Ma il potere se ne disinteressa. In trent’anni s’è costruito piedi forti e può camminare ovunque e fare quello che vuole.

Nei villaggi si è diffusa la corruzione. Se arrivano soldi, li intasca chi è d’accordo con il governo. Per chiudere la bocca a chi si lamenta si usa la tattica del rinvio: “Vedremo domani, fratello, provvederemo domani”.

Tutto si perde nel vento, le proteste e le speranze. È come la sabbia nel deserto: pare che si debba sempre alzare, invece è sempre allo stesso posto.

L’Africa è governata male. Troppi profittatori. Puoi anche studiare e lavorare, ma non cambia, perché chi comanda non è disposto a concederti un po’ del suo spazio. Così la gente se ne deve andare.
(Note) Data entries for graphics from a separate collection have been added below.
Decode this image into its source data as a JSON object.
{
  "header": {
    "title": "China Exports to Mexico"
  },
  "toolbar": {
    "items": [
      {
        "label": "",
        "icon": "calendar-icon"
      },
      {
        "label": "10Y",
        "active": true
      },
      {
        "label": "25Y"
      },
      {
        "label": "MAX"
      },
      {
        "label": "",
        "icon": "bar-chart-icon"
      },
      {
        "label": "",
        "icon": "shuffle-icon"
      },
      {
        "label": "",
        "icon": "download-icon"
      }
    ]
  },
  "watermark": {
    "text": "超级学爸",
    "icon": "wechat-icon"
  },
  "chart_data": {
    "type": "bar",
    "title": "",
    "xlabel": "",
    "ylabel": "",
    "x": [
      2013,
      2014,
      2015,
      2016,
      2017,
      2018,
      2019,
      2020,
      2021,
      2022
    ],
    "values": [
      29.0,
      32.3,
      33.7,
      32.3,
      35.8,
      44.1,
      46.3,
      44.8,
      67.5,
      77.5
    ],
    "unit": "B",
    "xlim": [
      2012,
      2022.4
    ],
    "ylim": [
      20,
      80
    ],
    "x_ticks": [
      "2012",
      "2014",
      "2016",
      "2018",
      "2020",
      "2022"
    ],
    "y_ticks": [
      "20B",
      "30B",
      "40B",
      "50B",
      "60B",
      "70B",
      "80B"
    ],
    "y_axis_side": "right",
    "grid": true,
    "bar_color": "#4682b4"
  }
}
Ha speranza solo se fugge, se riesce a raggiungere l’Europa. A lavorare sono in pochi. Tutti dipendono da loro. Per questo non si può tornare. Se torni vai solo ad aggiungerti ai tanti che vivono del lavoro dei pochi. (1)

40 – Conclusioni

Alla luce di quanto emerge dalle interviste raccolte, è emerso che le popolazioni migrano verso altri territori per avere una vita migliore con l’idea di ritornare poi nei loro paesi di origine. Il progetto migratorio non è mai stato inteso come definitivo, ma come provvisorio, in attesa che i governi diano la possibilità alle persone di vivere con un tenore di vita migliore di quello attuale.(1)
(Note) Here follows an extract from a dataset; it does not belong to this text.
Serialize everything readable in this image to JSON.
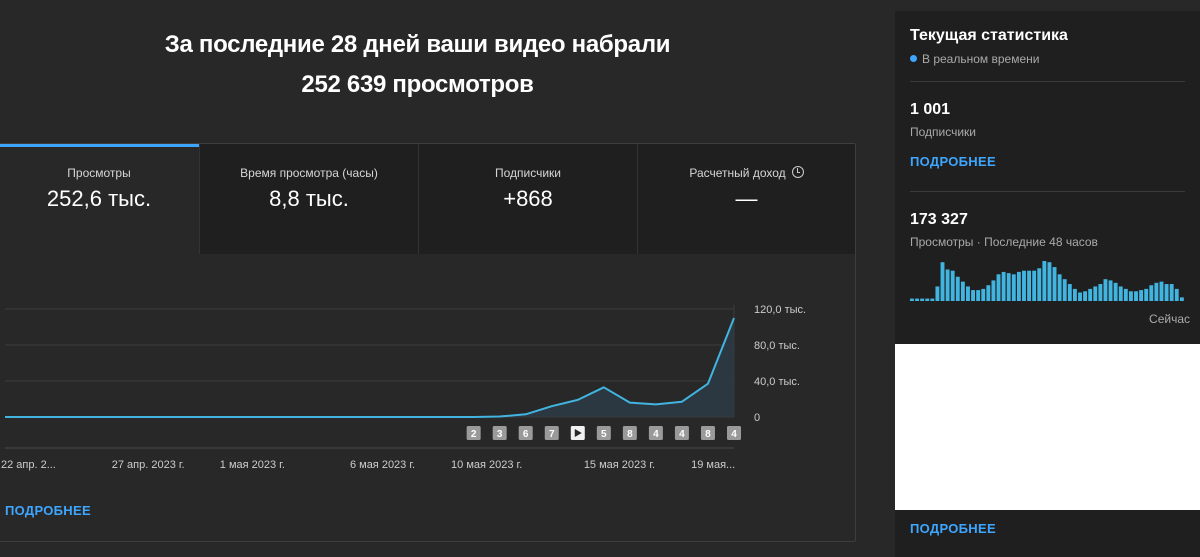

Molti preferiscono avere una vita di stenti in Italia per accumulare ricchezze nei loro paesi di origine, investono i loro guadagni in attività economiche o acquisti di beni immobili, in modo che al loro rientro abbiano un reddito sufficiente per vivere senza sacrifici.(2)

1– Da colloquio con Simal Magatte del 24-23.10.2014 c/o Sala Patronato via Palladio Marghera. E, testo: Ostaggio delle mie Società – Nessun sostegno dallo Stato di partenza – op.cit. pag. 65 -66.